One of the most fundamental research problems related to product review analysis is aspect discovery. Aspects are components or attributes of a product or service. Aspect discovery is to find the relevant terms and then cluster them into aspects. As users often evaluate products based on aspects, presenting them with aspect level analysis is very necessary. Meanwhile, aspect discovery works as the basis of many downstream applications, such as aspect level opinion summarization, rating prediction, and product recommendation. Only with accurate aspect discovery, aspect level analysis and the downstream applications can be completed well.
There are three basic steps to go through for aspect discovery. The first one is about defining the aspects we need. In this step, we need to understand and deter- mine what are considered aspects. The second one is about identifying words that are used to describe aspects. This step can help us concentrate on analyzing infor- mation that is most relevant to aspect discovery. The third one is about clustering words into aspects. The main goal of this step is to cluster words that are about the same aspect into the same group. All three problems are closely connected with each other.
There has been much work trying to do the three basic steps in different ways. However, there still exist some limitations with them.
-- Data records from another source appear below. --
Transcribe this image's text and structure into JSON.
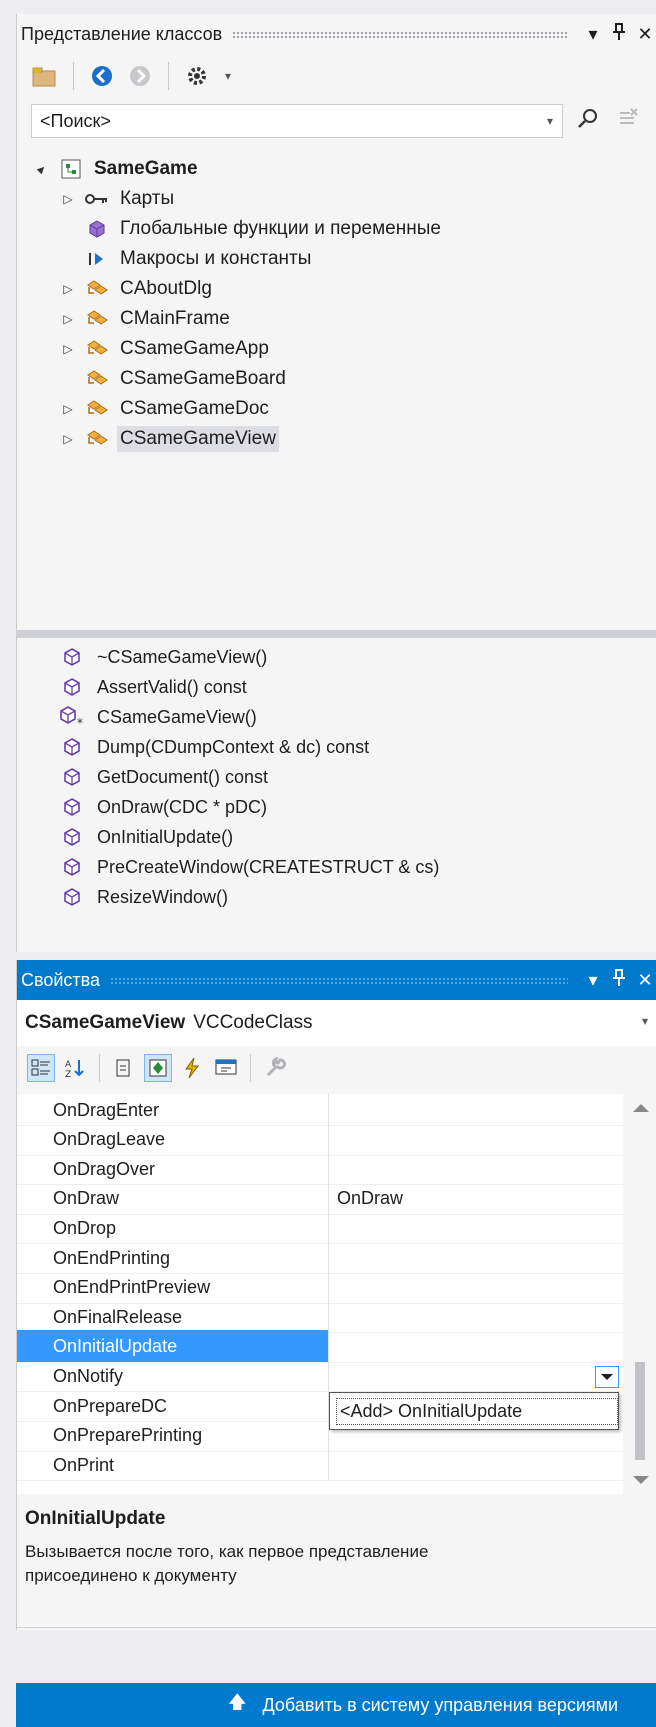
{
  "class_view": {
    "title": "Представление классов",
    "pin_icon": "pin-icon",
    "search": {
      "value": "<Поиск>"
    },
    "tree": [
      {
        "label": "SameGame",
        "icon": "project-icon",
        "expander": "▲",
        "bold": true
      },
      {
        "label": "Карты",
        "icon": "key-icon",
        "expander": "▷"
      },
      {
        "label": "Глобальные функции и переменные",
        "icon": "globals-icon",
        "expander": ""
      },
      {
        "label": "Макросы и константы",
        "icon": "macro-icon",
        "expander": ""
      },
      {
        "label": "CAboutDlg",
        "icon": "class-icon",
        "expander": "▷"
      },
      {
        "label": "CMainFrame",
        "icon": "class-icon",
        "expander": "▷"
      },
      {
        "label": "CSameGameApp",
        "icon": "class-icon",
        "expander": "▷"
      },
      {
        "label": "CSameGameBoard",
        "icon": "class-icon",
        "expander": ""
      },
      {
        "label": "CSameGameDoc",
        "icon": "class-icon",
        "expander": "▷"
      },
      {
        "label": "CSameGameView",
        "icon": "class-icon",
        "expander": "▷",
        "selected": true
      }
    ],
    "members": [
      "~CSameGameView()",
      "AssertValid() const",
      "CSameGameView()",
      "Dump(CDumpContext & dc) const",
      "GetDocument() const",
      "OnDraw(CDC * pDC)",
      "OnInitialUpdate()",
      "PreCreateWindow(CREATESTRUCT & cs)",
      "ResizeWindow()"
    ]
  },
  "properties": {
    "title": "Свойства",
    "object_name": "CSameGameView",
    "object_type": "VCCodeClass",
    "rows": [
      {
        "name": "OnDragEnter",
        "value": ""
      },
      {
        "name": "OnDragLeave",
        "value": ""
      },
      {
        "name": "OnDragOver",
        "value": ""
      },
      {
        "name": "OnDraw",
        "value": "OnDraw"
      },
      {
        "name": "OnDrop",
        "value": ""
      },
      {
        "name": "OnEndPrinting",
        "value": ""
      },
      {
        "name": "OnEndPrintPreview",
        "value": ""
      },
      {
        "name": "OnFinalRelease",
        "value": ""
      },
      {
        "name": "OnInitialUpdate",
        "value": "",
        "selected": true
      },
      {
        "name": "OnNotify",
        "value": ""
      },
      {
        "name": "OnPrepareDC",
        "value": ""
      },
      {
        "name": "OnPreparePrinting",
        "value": ""
      },
      {
        "name": "OnPrint",
        "value": ""
      }
    ],
    "dropdown_option": "<Add> OnInitialUpdate",
    "description_title": "OnInitialUpdate",
    "description_text": "Вызывается после того, как первое представление присоединено к документу"
  },
  "status_bar": {
    "text": "Добавить в систему управления версиями"
  },
  "colors": {
    "accent": "#007acc",
    "selection": "#3399ff",
    "class_icon": "#d9901a"
  }
}
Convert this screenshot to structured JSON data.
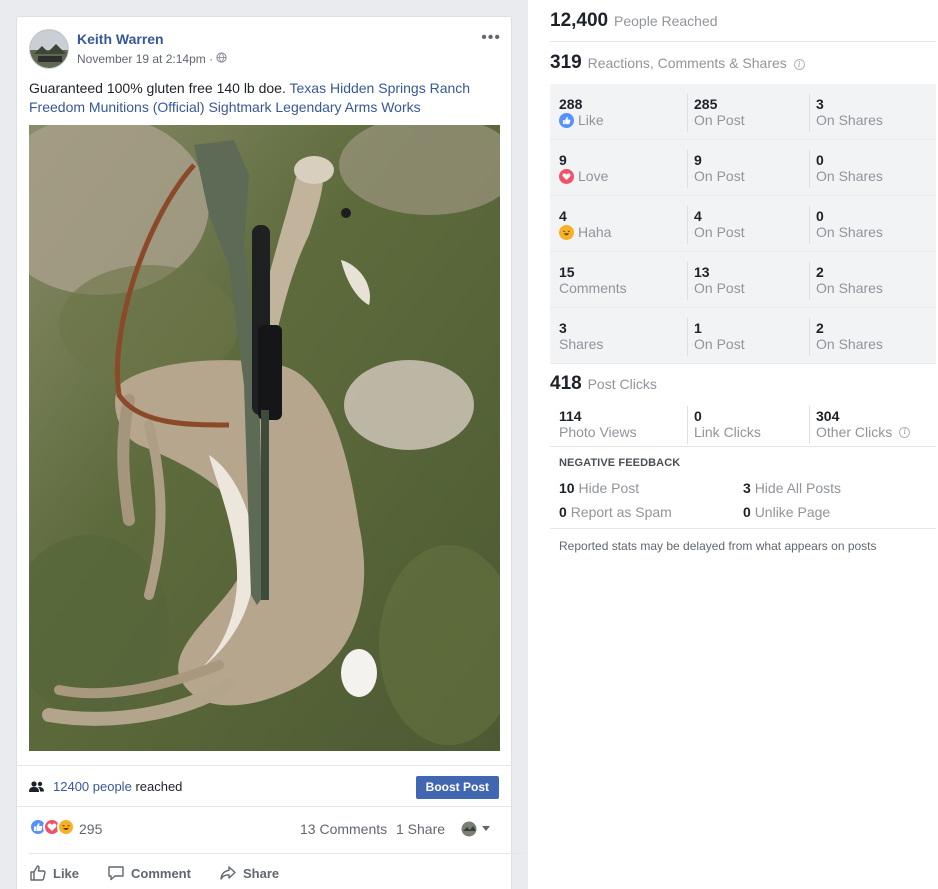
{
  "post": {
    "author": "Keith Warren",
    "timestamp": "November 19 at 2:14pm ·",
    "privacy_icon": "globe-icon",
    "more_label": "•••",
    "text": "Guaranteed 100% gluten free 140 lb doe.",
    "tags": [
      "Texas Hidden Springs Ranch",
      "Freedom Munitions (Official)",
      "Sightmark",
      "Legendary Arms Works"
    ],
    "reach_link": "12400 people",
    "reach_suffix": "reached",
    "boost_label": "Boost Post",
    "reaction_count": "295",
    "comments_count": "13 Comments",
    "shares_count": "1 Share",
    "actions": {
      "like": "Like",
      "comment": "Comment",
      "share": "Share"
    }
  },
  "insights": {
    "people_reached": {
      "num": "12,400",
      "label": "People Reached"
    },
    "engagement": {
      "num": "319",
      "label": "Reactions, Comments & Shares"
    },
    "rows": [
      {
        "v1": "288",
        "l1": "Like",
        "icon": "like",
        "v2": "285",
        "l2": "On Post",
        "v3": "3",
        "l3": "On Shares"
      },
      {
        "v1": "9",
        "l1": "Love",
        "icon": "love",
        "v2": "9",
        "l2": "On Post",
        "v3": "0",
        "l3": "On Shares"
      },
      {
        "v1": "4",
        "l1": "Haha",
        "icon": "haha",
        "v2": "4",
        "l2": "On Post",
        "v3": "0",
        "l3": "On Shares"
      },
      {
        "v1": "15",
        "l1": "Comments",
        "icon": "",
        "v2": "13",
        "l2": "On Post",
        "v3": "2",
        "l3": "On Shares"
      },
      {
        "v1": "3",
        "l1": "Shares",
        "icon": "",
        "v2": "1",
        "l2": "On Post",
        "v3": "2",
        "l3": "On Shares"
      }
    ],
    "post_clicks": {
      "num": "418",
      "label": "Post Clicks"
    },
    "clicks": [
      {
        "v": "114",
        "l": "Photo Views"
      },
      {
        "v": "0",
        "l": "Link Clicks"
      },
      {
        "v": "304",
        "l": "Other Clicks"
      }
    ],
    "negative_title": "NEGATIVE FEEDBACK",
    "negative": [
      {
        "v": "10",
        "l": "Hide Post"
      },
      {
        "v": "3",
        "l": "Hide All Posts"
      },
      {
        "v": "0",
        "l": "Report as Spam"
      },
      {
        "v": "0",
        "l": "Unlike Page"
      }
    ],
    "note": "Reported stats may be delayed from what appears on posts"
  },
  "colors": {
    "link": "#365899",
    "boost": "#4267b2",
    "like": "#5890ff",
    "love": "#f25268",
    "haha": "#f7b125"
  }
}
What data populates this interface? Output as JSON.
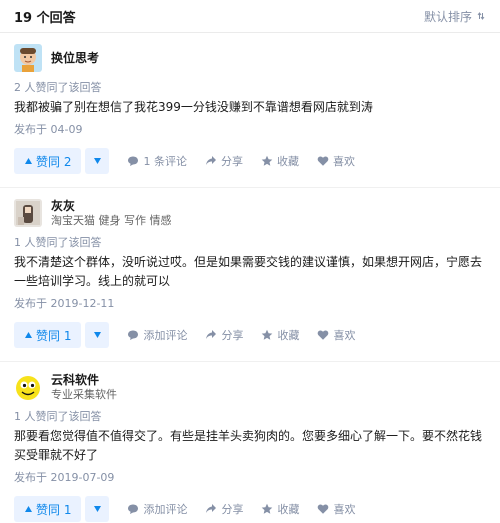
{
  "header": {
    "count_label": "19 个回答",
    "sort_label": "默认排序"
  },
  "answers": [
    {
      "author_name": "换位思考",
      "author_bio": "",
      "voters": "2 人赞同了该回答",
      "content": "我都被骗了别在想信了我花399一分钱没赚到不靠谱想看网店就到涛",
      "date": "发布于 04-09",
      "vote_label": "赞同 2",
      "comment_label": "1 条评论",
      "share_label": "分享",
      "favorite_label": "收藏",
      "like_label": "喜欢"
    },
    {
      "author_name": "灰灰",
      "author_bio": "淘宝天猫 健身 写作 情感",
      "voters": "1 人赞同了该回答",
      "content": "我不清楚这个群体，没听说过哎。但是如果需要交钱的建议谨慎，如果想开网店，宁愿去一些培训学习。线上的就可以",
      "date": "发布于 2019-12-11",
      "vote_label": "赞同 1",
      "comment_label": "添加评论",
      "share_label": "分享",
      "favorite_label": "收藏",
      "like_label": "喜欢"
    },
    {
      "author_name": "云科软件",
      "author_bio": "专业采集软件",
      "voters": "1 人赞同了该回答",
      "content": "那要看您觉得值不值得交了。有些是挂羊头卖狗肉的。您要多细心了解一下。要不然花钱买受罪就不好了",
      "date": "发布于 2019-07-09",
      "vote_label": "赞同 1",
      "comment_label": "添加评论",
      "share_label": "分享",
      "favorite_label": "收藏",
      "like_label": "喜欢"
    }
  ],
  "colors": {
    "accent": "#0f88eb",
    "vote_bg": "#eaf2ff",
    "meta": "#8590a6"
  }
}
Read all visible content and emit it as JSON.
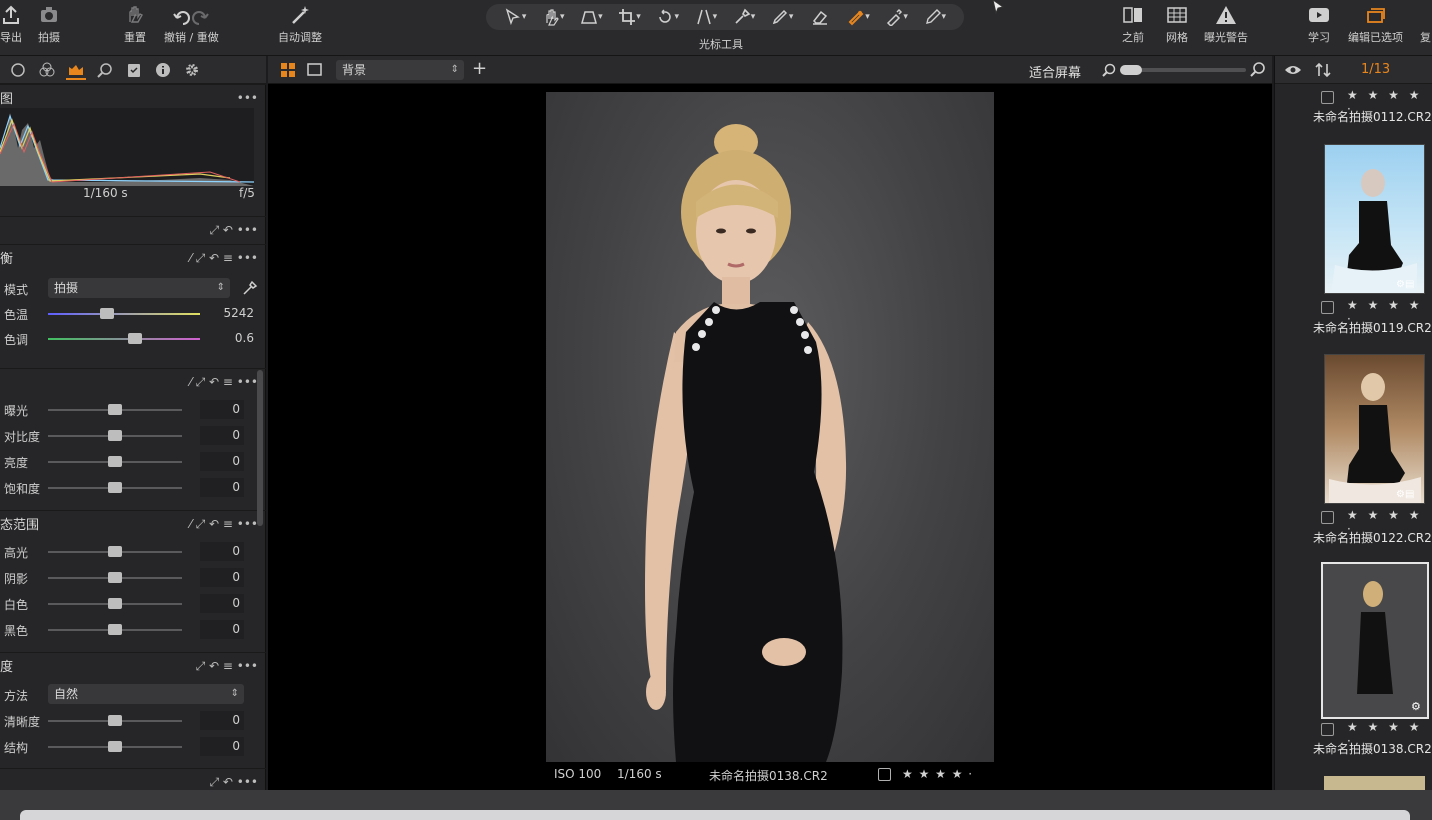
{
  "toolbar": {
    "left_buttons": [
      {
        "label": "导出",
        "icon": "export-icon"
      },
      {
        "label": "拍摄",
        "icon": "camera-icon"
      },
      {
        "label": "重置",
        "icon": "reset-hand-icon"
      },
      {
        "label": "撤销 / 重做",
        "icon": "undo-redo-icon"
      },
      {
        "label": "自动调整",
        "icon": "magic-wand-icon"
      }
    ],
    "cursor_tools_label": "光标工具",
    "right_buttons": [
      {
        "label": "之前",
        "icon": "before-after-icon"
      },
      {
        "label": "网格",
        "icon": "grid-icon"
      },
      {
        "label": "曝光警告",
        "icon": "warning-icon"
      },
      {
        "label": "学习",
        "icon": "play-icon"
      },
      {
        "label": "编辑已选项",
        "icon": "stack-icon"
      },
      {
        "label": "复",
        "icon": ""
      }
    ]
  },
  "left_panel": {
    "histogram": {
      "title": "图",
      "shutter": "1/160 s",
      "aperture": "f/5"
    },
    "white_balance": {
      "title": "衡",
      "mode_label": "模式",
      "mode_value": "拍摄",
      "temp_label": "色温",
      "temp_value": "5242",
      "temp_fraction": 0.39,
      "tint_label": "色调",
      "tint_value": "0.6",
      "tint_fraction": 0.57
    },
    "exposure": {
      "rows": [
        {
          "label": "曝光",
          "value": "0"
        },
        {
          "label": "对比度",
          "value": "0"
        },
        {
          "label": "亮度",
          "value": "0"
        },
        {
          "label": "饱和度",
          "value": "0"
        }
      ]
    },
    "hdr": {
      "title": "态范围",
      "rows": [
        {
          "label": "高光",
          "value": "0"
        },
        {
          "label": "阴影",
          "value": "0"
        },
        {
          "label": "白色",
          "value": "0"
        },
        {
          "label": "黑色",
          "value": "0"
        }
      ]
    },
    "clarity": {
      "title": "度",
      "method_label": "方法",
      "method_value": "自然",
      "rows": [
        {
          "label": "清晰度",
          "value": "0"
        },
        {
          "label": "结构",
          "value": "0"
        }
      ]
    }
  },
  "viewer": {
    "variant_select": "背景",
    "fit_label": "适合屏幕",
    "iso": "ISO 100",
    "shutter": "1/160 s",
    "filename": "未命名拍摄0138.CR2",
    "rating": "★ ★ ★ ★ ·"
  },
  "browser": {
    "count": "1/13",
    "items": [
      {
        "name": "未命名拍摄0112.CR2",
        "rating": "★ ★ ★ ★ ·"
      },
      {
        "name": "未命名拍摄0119.CR2",
        "rating": "★ ★ ★ ★ ·"
      },
      {
        "name": "未命名拍摄0122.CR2",
        "rating": "★ ★ ★ ★ ·"
      },
      {
        "name": "未命名拍摄0138.CR2",
        "rating": "★ ★ ★ ★ ·"
      }
    ]
  },
  "colors": {
    "accent": "#e8861e",
    "panel": "#262628",
    "warning": "#e05050"
  }
}
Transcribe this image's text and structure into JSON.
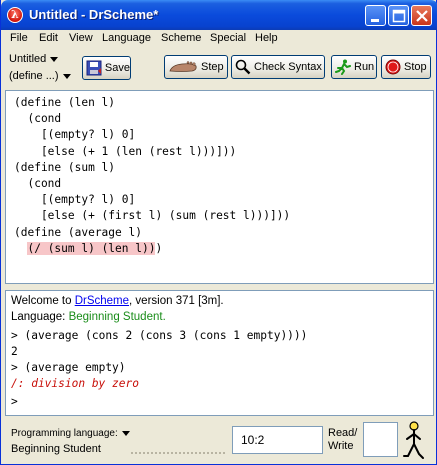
{
  "window": {
    "title": "Untitled - DrScheme*"
  },
  "menu": [
    "File",
    "Edit",
    "View",
    "Language",
    "Scheme",
    "Special",
    "Help"
  ],
  "toolbar": {
    "file_name": "Untitled",
    "define_label": "(define ...)",
    "save_label": "Save",
    "step_label": "Step",
    "check_syntax_label": "Check Syntax",
    "run_label": "Run",
    "stop_label": "Stop"
  },
  "definitions": {
    "lines": [
      "(define (len l)",
      "  (cond",
      "    [(empty? l) 0]",
      "    [else (+ 1 (len (rest l)))]))",
      "(define (sum l)",
      "  (cond",
      "    [(empty? l) 0]",
      "    [else (+ (first l) (sum (rest l)))]))",
      "(define (average l)"
    ],
    "last_line_indent": "  ",
    "last_line_highlighted": "(/ (sum l) (len l))",
    "last_line_rest": ")"
  },
  "interactions": {
    "welcome_prefix": "Welcome to ",
    "welcome_link": "DrScheme",
    "welcome_suffix": ", version 371 [3m].",
    "language_prefix": "Language: ",
    "language_name": "Beginning Student",
    "language_suffix": ".",
    "prompt": ">",
    "expr1": "(average (cons 2 (cons 3 (cons 1 empty))))",
    "result1": "2",
    "expr2": "(average empty)",
    "error": "/: division by zero"
  },
  "status": {
    "programming_language_label": "Programming language:",
    "language_value": "Beginning Student",
    "position": "10:2",
    "read_label": "Read/",
    "write_label": "Write"
  },
  "colors": {
    "title_bar": "#0a4bdc",
    "highlight": "#f7c6c8",
    "language_green": "#198c19",
    "error_red": "#c8100a",
    "link_blue": "#0000ee"
  }
}
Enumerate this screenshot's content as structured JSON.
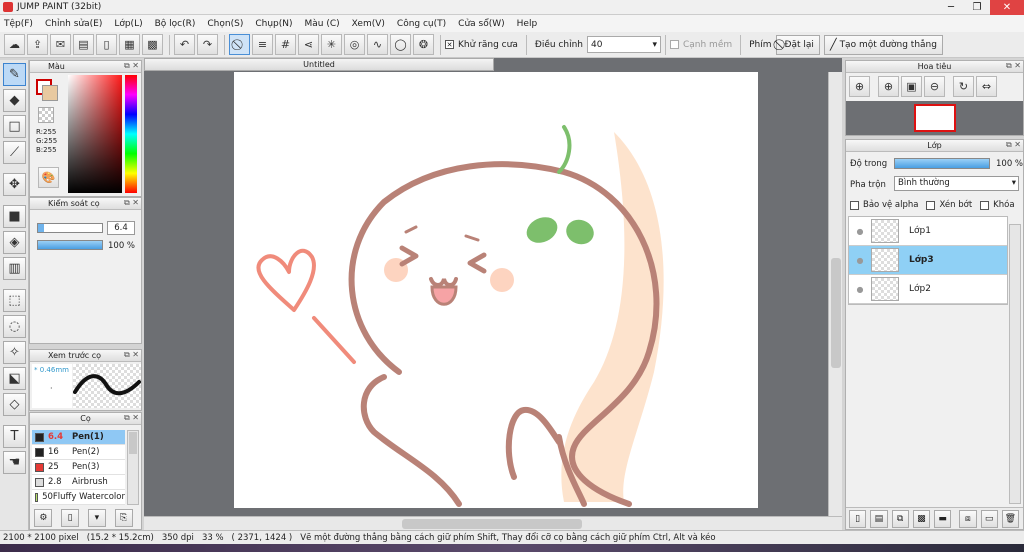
{
  "window": {
    "title": "JUMP PAINT (32bit)"
  },
  "menu": [
    "Tệp(F)",
    "Chỉnh sửa(E)",
    "Lớp(L)",
    "Bộ lọc(R)",
    "Chọn(S)",
    "Chụp(N)",
    "Màu (C)",
    "Xem(V)",
    "Công cụ(T)",
    "Cửa sổ(W)",
    "Help"
  ],
  "toolbar": {
    "antialias_label": "Khử răng cưa",
    "adjust_label": "Điều chỉnh",
    "adjust_value": "40",
    "smooth_label": "Cạnh mềm",
    "key_label": "Phím",
    "reset_label": "Đặt lại",
    "line_label": "Tạo một đường thẳng"
  },
  "color_panel": {
    "title": "Màu",
    "r": "R:255",
    "g": "G:255",
    "b": "B:255"
  },
  "brush_control": {
    "title": "Kiểm soát cọ",
    "size": "6.4",
    "opacity": "100 %"
  },
  "brush_preview": {
    "title": "Xem trước cọ",
    "size": "0.46mm"
  },
  "brushes": {
    "title": "Cọ",
    "items": [
      {
        "size": "6.4",
        "name": "Pen(1)",
        "color": "#222222",
        "selected": true
      },
      {
        "size": "16",
        "name": "Pen(2)",
        "color": "#222222",
        "selected": false
      },
      {
        "size": "25",
        "name": "Pen(3)",
        "color": "#e53935",
        "selected": false
      },
      {
        "size": "2.8",
        "name": "Airbrush",
        "color": "#dddddd",
        "selected": false
      },
      {
        "size": "50",
        "name": "Fluffy Watercolor",
        "color": "#b7e36b",
        "selected": false
      }
    ]
  },
  "document": {
    "tab": "Untitled"
  },
  "navigator": {
    "title": "Hoa tiêu"
  },
  "layers": {
    "title": "Lớp",
    "opacity_label": "Độ trong",
    "opacity_value": "100 %",
    "blend_label": "Pha trộn",
    "blend_value": "Bình thường",
    "protect_alpha": "Bảo vệ alpha",
    "clip": "Xén bớt",
    "lock": "Khóa",
    "items": [
      {
        "name": "Lớp1",
        "selected": false
      },
      {
        "name": "Lớp3",
        "selected": true
      },
      {
        "name": "Lớp2",
        "selected": false
      }
    ]
  },
  "status": {
    "size": "2100 * 2100 pixel",
    "cm": "(15.2 * 15.2cm)",
    "dpi": "350 dpi",
    "zoom": "33 %",
    "coords": "( 2371, 1424 )",
    "hint": "Vẽ một đường thẳng bằng cách giữ phím Shift, Thay đổi cỡ cọ bằng cách giữ phím Ctrl, Alt và kéo"
  },
  "colors": {
    "selection": "#8fc8f4",
    "accent": "#3c83cf",
    "canvas_bg": "#6d6f73"
  }
}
In the first step, most existing studies assume that they can discover aspects that people use to evaluate products. However, besides aspects, there also exist another type of latent topics in product re- views, which is named “properties” by us. Properties are attributes that are intrinsic to products, which are not suitable to be used to compare different products. In the second step, to identify aspect words, many supervised learning based models have been proposed. While proven to be effective, they require large amounts of training data and turn to be much less useful when applied to data from a different domain. To finish the third step, many extensions of LDA have been proposed for cluster- ing aspect words. Most of them only rely on the co-occurrence statistics of words. But this overlooks the semantic meanings of words, which should be considered in modeling product reviews.
In this dissertation, we try to propose several new models to deal with some of the remaining problems of existing work:
1. We propose a principled model to separate product properties from aspects and connect both of them with ratings. Our model can effectively do the separation and its output can help us understand users’ shopping behaviors and preferences better.
2. We design two Recurrent Neural Network (RNN) based models to incorporate domain independent rules into domain specific supervised learning based neural networks. With the help of syntactic rules, our models can improve a lot over some existing strong baselines in the task of cross-domain aspect word identification.
3. We use word embeddings to boost traditional topic modeling of product reviews. Instead of treating words as discrete signals, we use their representational vectors to model their semantic meanings. The proposed model is more effective in both discovering meaningful aspects and recommending products to users.
4. We propose a model integrating RNN with Neural Topic model (NTM) to jointly identify and cluster aspect words. Our model is able to discover clearer and more coherent aspects. It is also more effective in sentence clustering than the baselines.
About the Speaker
DING Ying is a PhD candidate in School of Information Systems, Singapore Management University, under the supervision of Assistant Professor JIANG Jing. He works in the area of text mining and recommender systems. His primary research interest focuses on using advanced techniques in natural language processing and machine learning to analyze product reviews. He has also done some exploration in text summarization, topic modelling and social media mining.